Please pardon me if it is a dumb question. I was just exploring numpy in python shell and I ran these lines

>>> from numpy.linalg import inv
>>> from numpy import dot, transpose
>>> a = np.matrix('1,2;3,4')
>>> print a
[[1 2]
 [3 4]]
>>> print inv(a)
[[-2.   1. ]
 [ 1.5 -0.5]]
>>> print a.dot(inv(a))
[[1.0000000e+00 0.0000000e+00]
 [8.8817842e-16 1.0000000e+00]]

In the last line I was expecting value 

[[1,0]
 [0,1]]

(identity matrix), however I got some non-zero value at (1,0) pos.

cs95
  • 379,657
  • 97
  • 704
  • 746
g_p
  • 5,499
  • 3
  • 19
  • 22
  • You can't expect exact results when working with floating point numbers. Maybe some kind of norm `||a - I||²` will work. The first answer to the question posted by @GarbageCollector explains it pretty well. – Jose A. García Jan 26 '18 at 09:10
  • Also, you don't need to use `print` in python console. – Eric Duminil Jan 26 '18 at 09:11
  • All that being said, `numpy` *could* have been simplifying the expression and just returning an identity matrix of same rank. It would also speed things up for large matrices. – Ma0 Jan 26 '18 at 09:13
  • @Ev.Kounis: For this, you'd need to work with `sympy`, not `numpy`. – Eric Duminil Jan 26 '18 at 10:47

1 Answers1

2

This is a result of floating point arithmetic, and all the shortcomings associated with it. See Is floating point math broken? for a detailed understanding of why this happens.

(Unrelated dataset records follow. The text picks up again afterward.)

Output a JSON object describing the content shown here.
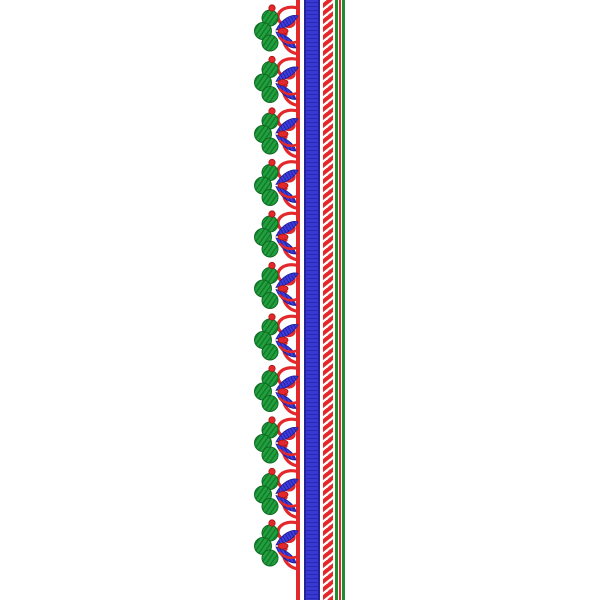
{
  "design": {
    "type": "embroidery-border",
    "orientation": "vertical",
    "motif_repeat_count": 11,
    "colors": {
      "background": "#ffffff",
      "leaf_green": "#1f9a3a",
      "leaf_green_dark": "#0f6a22",
      "petal_blue": "#3b3bd6",
      "petal_blue_dark": "#1e1e9a",
      "accent_red": "#e3282b",
      "accent_red_dark": "#a81515",
      "stripe_green": "#1a8f2e",
      "stripe_white": "#ffffff"
    },
    "stripes": [
      {
        "name": "blue-satin-band",
        "color": "#3535d0",
        "pattern": "satin"
      },
      {
        "name": "red-rope-band",
        "color": "#e3282b",
        "pattern": "rope"
      },
      {
        "name": "green-thin-line",
        "color": "#1a8f2e",
        "pattern": "solid"
      },
      {
        "name": "red-thin-line",
        "color": "#e3282b",
        "pattern": "solid"
      },
      {
        "name": "green-edge-line",
        "color": "#1a8f2e",
        "pattern": "solid"
      }
    ]
  }
}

Your result is not perfect, but it is close enough, and that is the key. inv of course, does not compute the exact result (it uses numerical methods after all). Correspondingly, A * A_inv isn't going to be exactly the identity matrix, but it will be close enough. You can test closeness using np.allclose. 

np.allclose(a * inv(a), np.eye(2))
True

(Note that a * b computes the dot product for matrix objects.)

cs95
  • 379,657
  • 97
  • 704
  • 746